I thought I had lost Tamita for good, but I guess people would stay in your life for as long as you allow them to be. Just like any relationships, friendship requires some work to maintain and grow. It’s been more than 6 months since I last spoke to her, and although we’re no longer Facebook friends, but FB somehow constantly reminded me of the convos we had in the years passed by
. All those wall messages made me miss her even more. We were best friends.
I was so upset when I finally decided to remove myself from her life, I deleted her contact number, I unfriended her on social media (Instagram, Twitter, Tumblr, FB) and moved on with my life. We’ve been friends since 2008 though, we met when we studied at Sahid. Even during her study in Malaysia, we remained close. So I was unsettled when misunderstanding happened between us and the friendship went to waste. I guess we were both too proud and selfish to acknowledge the issue. Ego ruins everything!
Last week I finally sent her an email, explaining why I did what I did. I poured out my emotions. I guess I got my message across because her reply was everything I wish I’d hear as an explanation of what happened between us.

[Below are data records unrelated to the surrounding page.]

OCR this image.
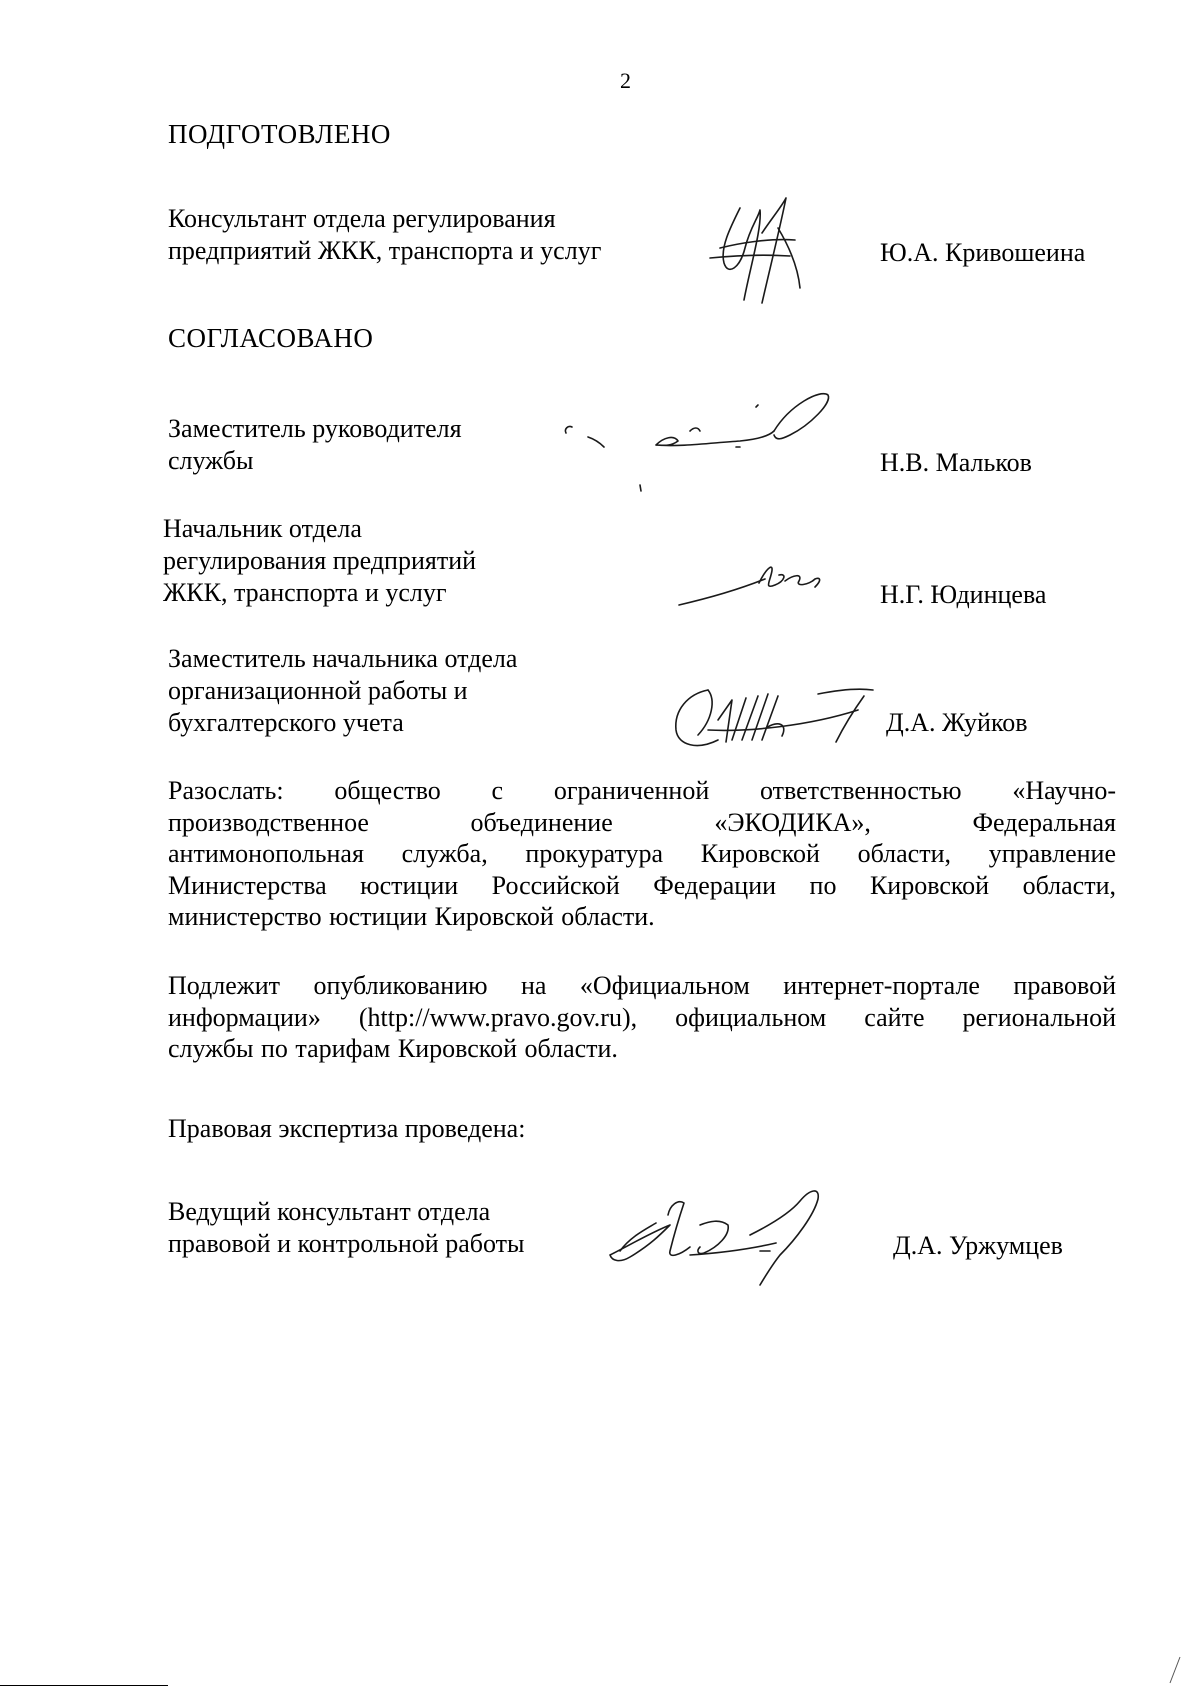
2
ПОДГОТОВЛЕНО
Консультант отдела регулирования
предприятий ЖКК, транспорта и услуг	Ю.А. Кривошеина
СОГЛАСОВАНО
Заместитель руководителя
службы	Н.В. Мальков
Начальник отдела
регулирования предприятий
ЖКК, транспорта и услуг	Н.Г. Юдинцева
Заместитель начальника отдела
организационной работы и
бухгалтерского учета	Д.А. Жуйков
Разослать: общество с ограниченной ответственностью «Научно-
производственное объединение «ЭКОДИКА», Федеральная
антимонопольная служба, прокуратура Кировской области, управление
Министерства юстиции Российской Федерации по Кировской области,
министерство юстиции Кировской области.
Подлежит опубликованию на «Официальном интернет-портале правовой
информации» (http://www.pravo.gov.ru), официальном сайте региональной
службы по тарифам Кировской области.
Правовая экспертиза проведена:
Ведущий консультант отдела
правовой и контрольной работы	Д.А. Уржумцев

Funny thing was, once I read her e-mail, I felt better already. I am done with being angry at her. I realised that I don’t want to lose her friendship. It wasn’t even awkward when I started sending her whatsapp messages. What made me even happier was, she started to reconnect with our two other friends. I am hopeful that things will be normal among the four of us. It’s so easy to talk to her again, the story flows smoothly. I guess we’ve been missing each other, eh? So many stories happened during our ‘time-out’, we definitely need to catch up. I learn so much about her and about myself from this ‘friendship test’. I promise I will be a better friend.